In week 17 of 2018, the Colts were in a win or go home matchup against the Titans on Sunday Night Football. Late in the game with the Colts up by just seven, the Titans had the ball for one more chance to tie it up. Quarterback Blaine Gabbert rolled out of the pocket and attempted to throw the ball back across his body before he was intercepted by the star slot corner. The Colts would go on to run the clock out and punch their ticket to the playoffs. Play. Maker.
This last clip didn’t have nearly as big a stage or importance but it was an excellent play nonetheless. Here he bites up on the run fake before dropping back into his zone coverage. As the ball is released, he jumps up into the passing lane to bat the ball up in the air. He then turns and locates the pass for the interception. Incredible play by an incredible player.
Blitzing off the edge
This is always fun to talk about as Kenny Moore II is one of the best blitzing cornerbacks in the NFL and the Colts love to utilize him this way. The Colts have blitzed Moore 44 times over the past two seasons and that has resulted in 4 sacks which is the most in the NFL among all CBs in that time frame. He is dangerous off the edge and just an absolute playmaker when he gets into the backfield.
The Colts installed a new wrinkle to their defense in week 11 of the 2018 season. We here in Indy call it "the Kenny Moore Blitz." Since that game, Moore has racked up 7 sacks and multiple hits and pressures on opposing quarterbacks as a slot corner. Here are his best rushes: pic.twitter.com/7NeJyEHrKH— Zach Hicks (@ZachHicks2) November 27, 2019
Kenny Moore II is more than just a solid football player for the Colts. He’s an elite slot corner in this league and he has played a top tier level the last two seasons. His skillset is a perfect fit for the Colts’ defense as they ask so much out of the position. They ask him to defend the run at a high level, play zone coverage all over the field, make game changing plays, and even blitz and he does all of those things at an elite level.
Moore has been great for not only this Colts’ team but also the city of Indianapolis.

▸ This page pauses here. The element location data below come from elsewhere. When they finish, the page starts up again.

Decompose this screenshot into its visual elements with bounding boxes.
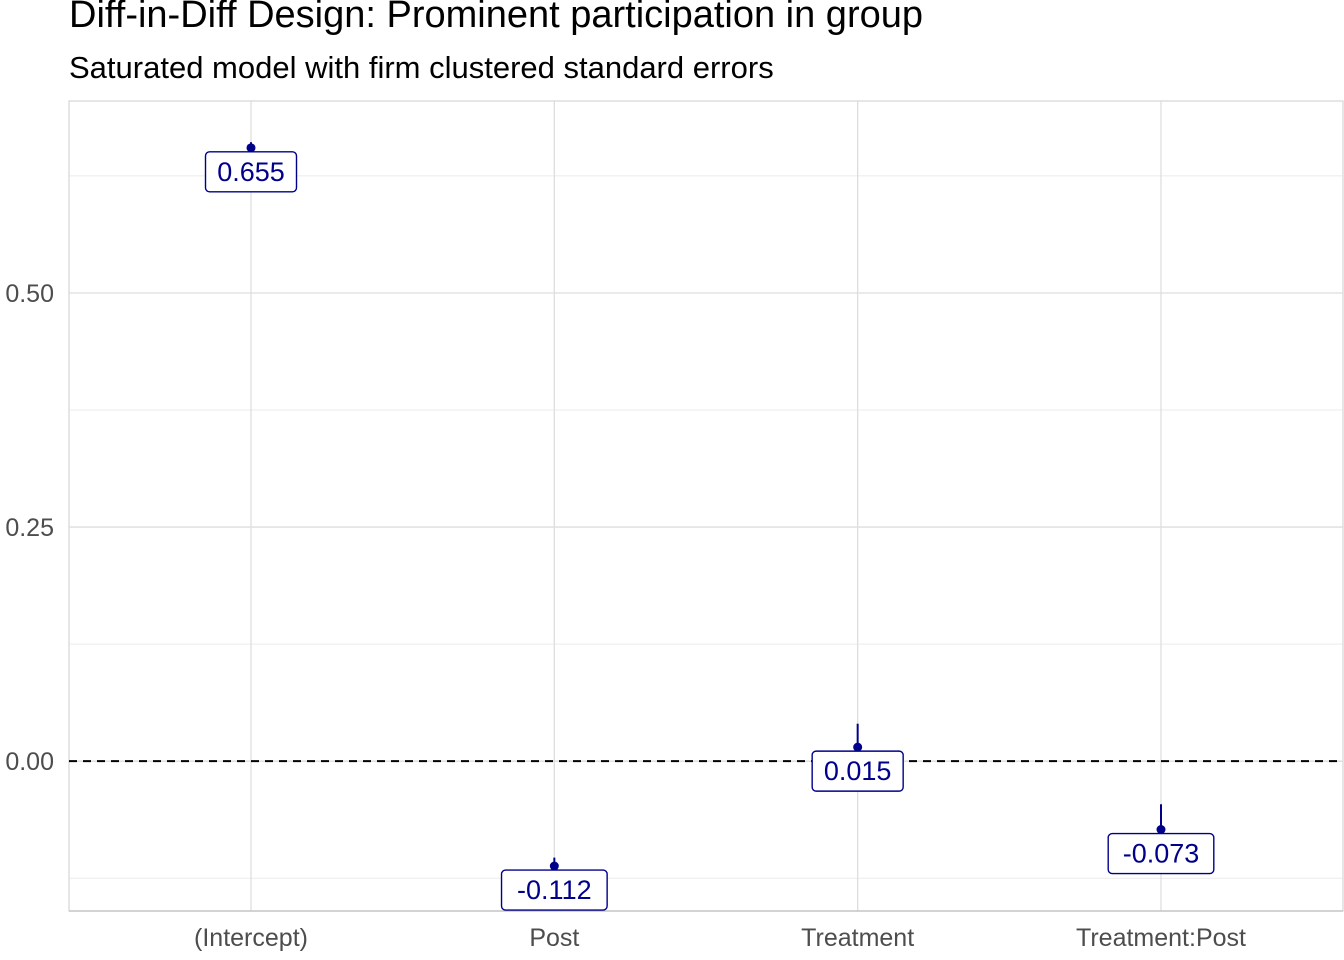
- point-estimate: [853, 742, 863, 752]
- axis-tick-labels: 0.00 0.25 0.50 (Intercept) Post Treatment Trea…: [5, 280, 1246, 952]
- x-tick-label: (Intercept): [194, 924, 308, 952]
- x-tick-label: Post: [529, 924, 579, 952]
- data-label-box: [1107, 832, 1215, 875]
- data-label: -0.112: [517, 875, 592, 905]
- data-label: 0.655: [217, 157, 285, 187]
- data-label-box: [500, 869, 608, 911]
- y-tick-label: 0.00: [5, 748, 54, 776]
- y-tick-label: 0.50: [5, 280, 54, 308]
- chart-title: Diff-in-Diff Design: Prominent participa…: [69, 0, 923, 36]
- point-estimate: [549, 861, 559, 871]
- data-label: -0.073: [1123, 839, 1200, 869]
- y-tick-label: 0.25: [5, 514, 54, 542]
- data-marks: [246, 142, 1166, 876]
- point-estimate: [246, 143, 256, 153]
- data-labels: 0.655 -0.112 0.015 -0.073: [204, 151, 1215, 911]
- data-label: 0.015: [824, 756, 892, 786]
- chart-subtitle: Saturated model with firm clustered stan…: [69, 50, 774, 85]
- x-tick-label: Treatment: [801, 924, 914, 952]
- data-label-box: [811, 750, 904, 792]
- grid-lines: [68, 100, 1344, 912]
- point-estimate: [1156, 825, 1166, 835]
- data-label-box: [204, 151, 298, 193]
- x-tick-label: Treatment:Post: [1076, 924, 1246, 952]
- panel-border: [68, 100, 1344, 912]
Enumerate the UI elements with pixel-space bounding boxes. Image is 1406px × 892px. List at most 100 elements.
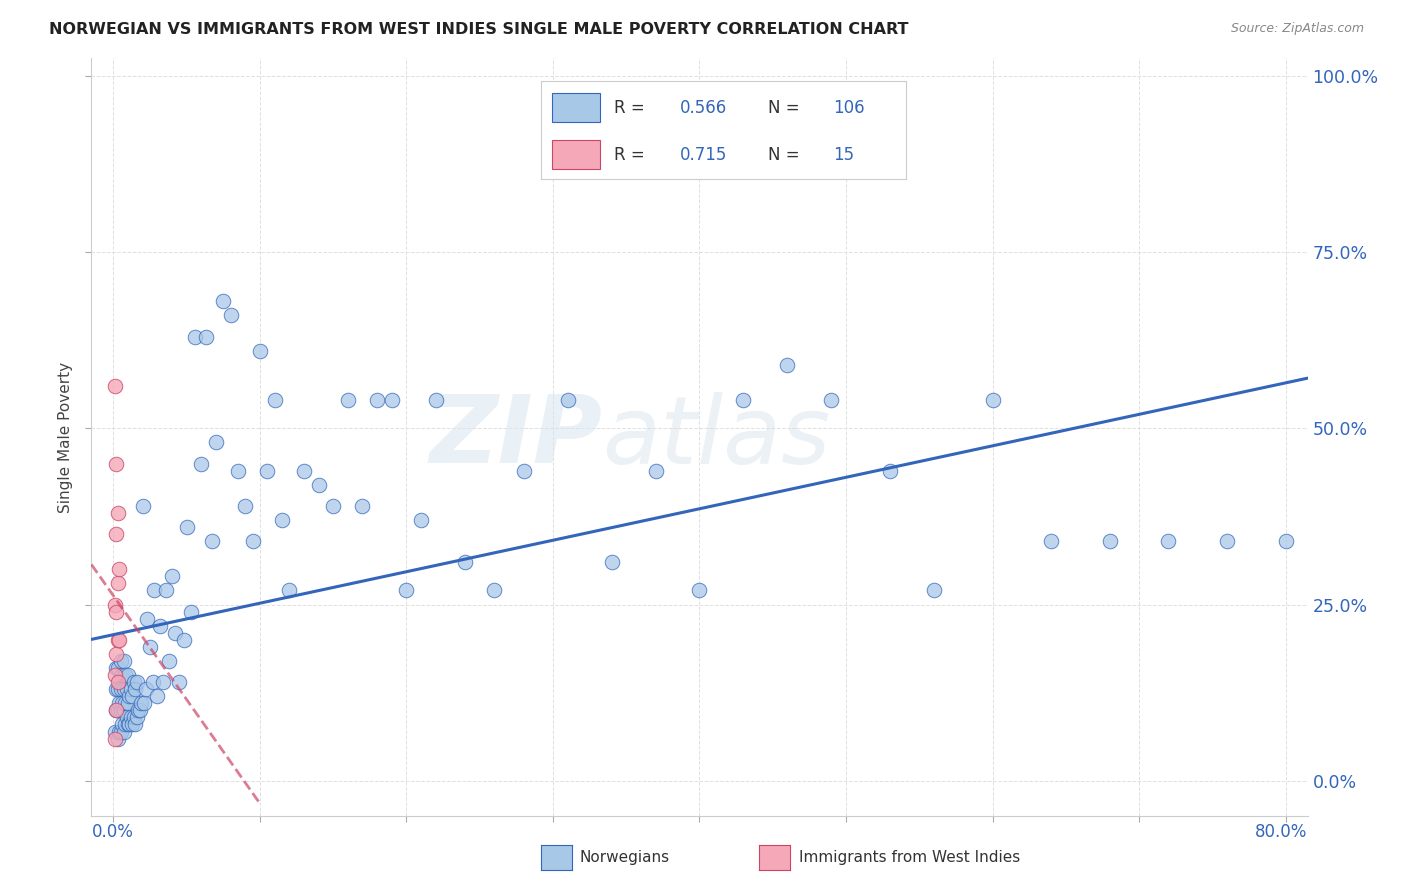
- Point: [118, 690, 141, 704]
- Point: [107, 632, 129, 647]
- Point: [112, 703, 135, 717]
- Point: [194, 329, 217, 343]
- Point: [104, 668, 127, 682]
- Point: [105, 703, 128, 717]
- Point: [366, 392, 388, 407]
- Point: [122, 675, 145, 690]
- Point: [263, 392, 285, 407]
- Point: [107, 506, 129, 520]
- Point: [160, 569, 183, 583]
- Point: [125, 710, 148, 724]
- Point: [922, 583, 945, 598]
- Point: [128, 703, 150, 717]
- Point: [108, 724, 131, 739]
- Text: Norwegians: Norwegians: [579, 850, 669, 864]
- Point: [173, 632, 195, 647]
- Point: [233, 499, 256, 513]
- Point: [134, 696, 156, 710]
- Point: [129, 696, 152, 710]
- Text: atlas: atlas: [602, 392, 831, 483]
- Point: [512, 464, 534, 478]
- Point: [110, 703, 132, 717]
- Text: 0.0%: 0.0%: [91, 823, 134, 841]
- Point: [117, 696, 139, 710]
- Point: [249, 343, 271, 358]
- Point: [110, 724, 132, 739]
- Point: [1040, 534, 1063, 549]
- Point: [107, 682, 129, 697]
- Point: [110, 654, 132, 668]
- Point: [776, 358, 799, 372]
- Point: [124, 717, 146, 731]
- Text: 80.0%: 80.0%: [1256, 823, 1308, 841]
- Point: [118, 717, 141, 731]
- Point: [107, 675, 129, 690]
- Point: [120, 710, 142, 724]
- Point: [104, 598, 127, 612]
- Point: [149, 619, 172, 633]
- Point: [1216, 534, 1239, 549]
- Point: [108, 632, 131, 647]
- Point: [111, 668, 134, 682]
- Point: [600, 555, 623, 569]
- Point: [108, 675, 131, 690]
- Point: [115, 682, 138, 697]
- Point: [981, 392, 1004, 407]
- Point: [190, 457, 212, 471]
- Point: [104, 379, 127, 393]
- Point: [292, 464, 315, 478]
- Point: [142, 675, 165, 690]
- Point: [152, 675, 174, 690]
- Point: [484, 583, 506, 598]
- Point: [1098, 534, 1121, 549]
- Point: [205, 435, 228, 450]
- Point: [127, 703, 149, 717]
- Point: [644, 464, 666, 478]
- Point: [114, 668, 136, 682]
- Point: [108, 562, 131, 576]
- Point: [111, 696, 134, 710]
- Point: [454, 555, 477, 569]
- Point: [136, 612, 159, 626]
- Point: [176, 520, 198, 534]
- Point: [322, 499, 344, 513]
- Point: [157, 654, 180, 668]
- Point: [557, 392, 579, 407]
- Point: [143, 583, 166, 598]
- Point: [146, 690, 169, 704]
- Point: [336, 392, 359, 407]
- Point: [219, 309, 242, 323]
- Point: [139, 640, 162, 654]
- Point: [278, 583, 301, 598]
- Point: [121, 717, 143, 731]
- Point: [135, 682, 157, 697]
- Point: [308, 477, 330, 491]
- Point: [105, 647, 128, 661]
- Text: NORWEGIAN VS IMMIGRANTS FROM WEST INDIES SINGLE MALE POVERTY CORRELATION CHART: NORWEGIAN VS IMMIGRANTS FROM WEST INDIES…: [49, 22, 908, 37]
- Point: [200, 534, 222, 549]
- Point: [105, 527, 128, 541]
- Point: [242, 534, 264, 549]
- Point: [117, 717, 139, 731]
- Point: [124, 682, 146, 697]
- Text: Source: ZipAtlas.com: Source: ZipAtlas.com: [1230, 22, 1364, 36]
- Point: [155, 583, 177, 598]
- Point: [120, 682, 142, 697]
- Point: [395, 583, 418, 598]
- Point: [112, 682, 135, 697]
- Point: [114, 696, 136, 710]
- Point: [409, 513, 432, 527]
- Point: [105, 457, 128, 471]
- Point: [1157, 534, 1180, 549]
- Point: [352, 499, 374, 513]
- Point: [105, 703, 128, 717]
- Point: [131, 499, 153, 513]
- Point: [107, 731, 129, 746]
- Point: [270, 513, 292, 527]
- Point: [112, 654, 135, 668]
- Point: [733, 392, 755, 407]
- Point: [107, 576, 129, 591]
- Point: [169, 675, 191, 690]
- Point: [163, 625, 186, 640]
- Point: [110, 682, 132, 697]
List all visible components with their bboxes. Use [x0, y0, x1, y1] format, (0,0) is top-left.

On top of being a role model for so many undrafted free agents and underdogs out there, he has been in the news so many times for his good deeds throughout the city from saving a young man’s dog to befriending nine year old cancer patient Mason Garvey. Moore has been everything this team has needed and also everything this city has needed in a pro athlete.
It’s hard to think of drafting a better player for an organization but when that player comes in the form of a UDFA, waiver claim from the Patriots, it’s even better. Moore is one of the best players at his position and one of the best overall people in the entire league. Luckily, we get to enjoy him on and off the field in Indy for many many years to come.